- Voi, eletto dittatore, rappresentate quella volontà. Io, del resto, m'appello al plebiscito, ma a stranieri cacciati. Bramerei collocata l'urna sui trofei della vittoria.
- Se vedete Mazzini, conchiuse il generale ponendo termine al colloquio, riferitegli la mia risposta.
Rientrato nella sala degli aiutanti:
- Te vegnet no an te a bagulàa? mi disse Nullo sorridendo, disteso sovra il letto, fumando un sigaro, ascoltando e tacendo come soleva. Paggi aveva la parola. Gli altri uffiziali sedevano intorno al letto di Missori, che serviva di palestra.
- Un momento, caro Paggi, così Missori troncando la facondia del colonnello. Mario potrà ragguagliarci quanti dell'esercito settentrionale caddero nella campagna delle Marche.
- Seicento fra morti e feriti in tutta la campagna, io risposi; la metà di meno di quanti ne perdemmo noi in una sola battaglia, il 1° ottobre.

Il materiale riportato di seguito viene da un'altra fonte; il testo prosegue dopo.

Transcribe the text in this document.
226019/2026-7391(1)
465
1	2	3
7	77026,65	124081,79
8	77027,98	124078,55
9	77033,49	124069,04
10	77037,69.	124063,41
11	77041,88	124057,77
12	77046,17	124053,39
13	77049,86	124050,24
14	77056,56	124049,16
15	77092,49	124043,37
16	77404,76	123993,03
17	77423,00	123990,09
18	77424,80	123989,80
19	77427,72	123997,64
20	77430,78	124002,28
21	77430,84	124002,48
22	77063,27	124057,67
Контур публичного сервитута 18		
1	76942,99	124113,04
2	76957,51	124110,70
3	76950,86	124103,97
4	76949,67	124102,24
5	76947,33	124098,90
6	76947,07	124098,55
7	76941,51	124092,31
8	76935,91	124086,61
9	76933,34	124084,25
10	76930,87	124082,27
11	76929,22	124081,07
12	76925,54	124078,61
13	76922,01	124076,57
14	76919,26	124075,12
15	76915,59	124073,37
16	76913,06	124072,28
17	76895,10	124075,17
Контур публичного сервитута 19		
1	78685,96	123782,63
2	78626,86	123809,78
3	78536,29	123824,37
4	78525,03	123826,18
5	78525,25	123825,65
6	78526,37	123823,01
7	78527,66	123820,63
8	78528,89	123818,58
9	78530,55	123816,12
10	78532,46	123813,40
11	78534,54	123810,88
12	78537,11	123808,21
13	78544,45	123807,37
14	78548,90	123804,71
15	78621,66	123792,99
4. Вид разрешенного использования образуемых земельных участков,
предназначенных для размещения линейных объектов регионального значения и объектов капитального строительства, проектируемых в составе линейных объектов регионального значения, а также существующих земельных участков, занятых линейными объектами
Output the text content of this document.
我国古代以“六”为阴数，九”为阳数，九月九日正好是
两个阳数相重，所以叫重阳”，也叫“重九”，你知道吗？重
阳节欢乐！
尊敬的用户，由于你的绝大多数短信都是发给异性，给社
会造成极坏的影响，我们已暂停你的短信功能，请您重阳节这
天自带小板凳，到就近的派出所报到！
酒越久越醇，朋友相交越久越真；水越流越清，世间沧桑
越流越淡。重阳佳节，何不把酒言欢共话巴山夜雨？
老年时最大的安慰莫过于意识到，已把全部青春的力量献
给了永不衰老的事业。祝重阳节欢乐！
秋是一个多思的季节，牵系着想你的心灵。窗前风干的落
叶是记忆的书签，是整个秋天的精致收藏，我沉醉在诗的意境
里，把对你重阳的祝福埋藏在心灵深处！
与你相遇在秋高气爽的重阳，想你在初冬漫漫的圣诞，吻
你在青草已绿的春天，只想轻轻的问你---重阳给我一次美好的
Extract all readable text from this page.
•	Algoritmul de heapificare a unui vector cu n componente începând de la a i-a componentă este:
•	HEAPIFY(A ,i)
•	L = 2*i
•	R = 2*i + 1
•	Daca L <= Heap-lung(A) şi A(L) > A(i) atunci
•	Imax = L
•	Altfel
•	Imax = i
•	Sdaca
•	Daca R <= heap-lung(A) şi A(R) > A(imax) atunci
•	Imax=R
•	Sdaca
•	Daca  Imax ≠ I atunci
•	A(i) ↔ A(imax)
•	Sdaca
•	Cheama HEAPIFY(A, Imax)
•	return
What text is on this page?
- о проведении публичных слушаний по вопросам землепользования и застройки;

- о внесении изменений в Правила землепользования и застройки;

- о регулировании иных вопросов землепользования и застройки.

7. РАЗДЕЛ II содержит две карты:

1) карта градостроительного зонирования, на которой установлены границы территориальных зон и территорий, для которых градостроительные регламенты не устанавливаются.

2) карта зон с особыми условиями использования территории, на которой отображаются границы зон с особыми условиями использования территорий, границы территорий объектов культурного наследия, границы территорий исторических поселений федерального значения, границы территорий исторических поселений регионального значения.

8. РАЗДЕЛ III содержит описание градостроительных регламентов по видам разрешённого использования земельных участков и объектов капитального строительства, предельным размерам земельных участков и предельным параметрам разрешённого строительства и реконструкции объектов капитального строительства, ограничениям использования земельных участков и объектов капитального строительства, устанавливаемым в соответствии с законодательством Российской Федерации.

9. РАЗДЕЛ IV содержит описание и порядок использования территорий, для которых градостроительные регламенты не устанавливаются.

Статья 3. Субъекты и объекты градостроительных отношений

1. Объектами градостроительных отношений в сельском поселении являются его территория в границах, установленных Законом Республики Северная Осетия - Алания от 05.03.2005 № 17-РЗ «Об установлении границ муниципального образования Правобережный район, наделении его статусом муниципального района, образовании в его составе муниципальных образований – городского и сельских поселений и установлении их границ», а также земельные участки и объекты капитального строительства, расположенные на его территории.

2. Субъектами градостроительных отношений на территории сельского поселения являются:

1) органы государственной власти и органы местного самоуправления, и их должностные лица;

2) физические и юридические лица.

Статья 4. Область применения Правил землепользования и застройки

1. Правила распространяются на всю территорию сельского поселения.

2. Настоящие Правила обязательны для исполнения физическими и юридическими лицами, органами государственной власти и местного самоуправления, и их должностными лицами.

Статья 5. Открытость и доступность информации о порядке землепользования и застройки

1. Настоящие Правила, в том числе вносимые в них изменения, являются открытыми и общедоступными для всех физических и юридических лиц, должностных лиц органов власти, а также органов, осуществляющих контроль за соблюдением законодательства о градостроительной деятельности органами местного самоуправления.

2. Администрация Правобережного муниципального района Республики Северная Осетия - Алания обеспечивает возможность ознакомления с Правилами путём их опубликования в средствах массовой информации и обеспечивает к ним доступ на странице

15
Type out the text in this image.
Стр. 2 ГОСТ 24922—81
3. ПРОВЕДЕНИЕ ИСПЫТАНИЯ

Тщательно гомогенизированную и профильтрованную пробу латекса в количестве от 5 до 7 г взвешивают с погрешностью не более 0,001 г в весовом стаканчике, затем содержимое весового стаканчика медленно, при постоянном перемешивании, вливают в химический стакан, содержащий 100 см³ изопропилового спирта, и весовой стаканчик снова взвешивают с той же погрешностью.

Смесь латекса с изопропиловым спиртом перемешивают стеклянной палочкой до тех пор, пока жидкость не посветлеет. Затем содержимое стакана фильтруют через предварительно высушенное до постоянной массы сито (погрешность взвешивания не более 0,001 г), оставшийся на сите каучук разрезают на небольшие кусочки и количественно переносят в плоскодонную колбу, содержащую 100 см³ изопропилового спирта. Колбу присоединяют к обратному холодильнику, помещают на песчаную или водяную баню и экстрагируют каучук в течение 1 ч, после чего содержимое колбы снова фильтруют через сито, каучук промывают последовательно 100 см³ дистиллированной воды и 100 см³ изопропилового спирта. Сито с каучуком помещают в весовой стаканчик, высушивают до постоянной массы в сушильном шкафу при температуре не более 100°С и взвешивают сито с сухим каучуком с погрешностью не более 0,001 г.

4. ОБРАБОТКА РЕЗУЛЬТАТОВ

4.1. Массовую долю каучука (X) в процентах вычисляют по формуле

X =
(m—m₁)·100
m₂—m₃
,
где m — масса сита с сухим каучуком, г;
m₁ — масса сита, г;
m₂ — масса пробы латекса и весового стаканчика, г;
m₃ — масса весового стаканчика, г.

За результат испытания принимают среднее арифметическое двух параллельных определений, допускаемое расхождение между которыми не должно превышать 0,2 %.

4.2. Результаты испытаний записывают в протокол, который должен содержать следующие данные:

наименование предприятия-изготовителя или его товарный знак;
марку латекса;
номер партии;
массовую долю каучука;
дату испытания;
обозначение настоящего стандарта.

- Seicento? cifra di partito! gridò il Paggi.
- Cifra pubblicata nella Gazzetta uffiziale di Torino, dal generale Fanti, comandante della spedizione.
Ed egli di rimando:
- Aborro le bugie, perciò non leggo gazzette.
- Né libri, per non perdere l'originalità, susurrò fra parentesi il capitano Zasio.
- Ben detto, colonnello. Ora allungate gli orecchi, e ascoltatene una che le vale tutte in mazzo. - Tirai di tasca la Perseveranza e continuai: - Ecco un giornale dei vostri, e narra che la nostra vittoria del 1° ottobre devesi agli artiglieri e ai bersaglieri piemontesi.
- I bersaglieri non li vidi, ma una ventina di artiglieri ci si trovava.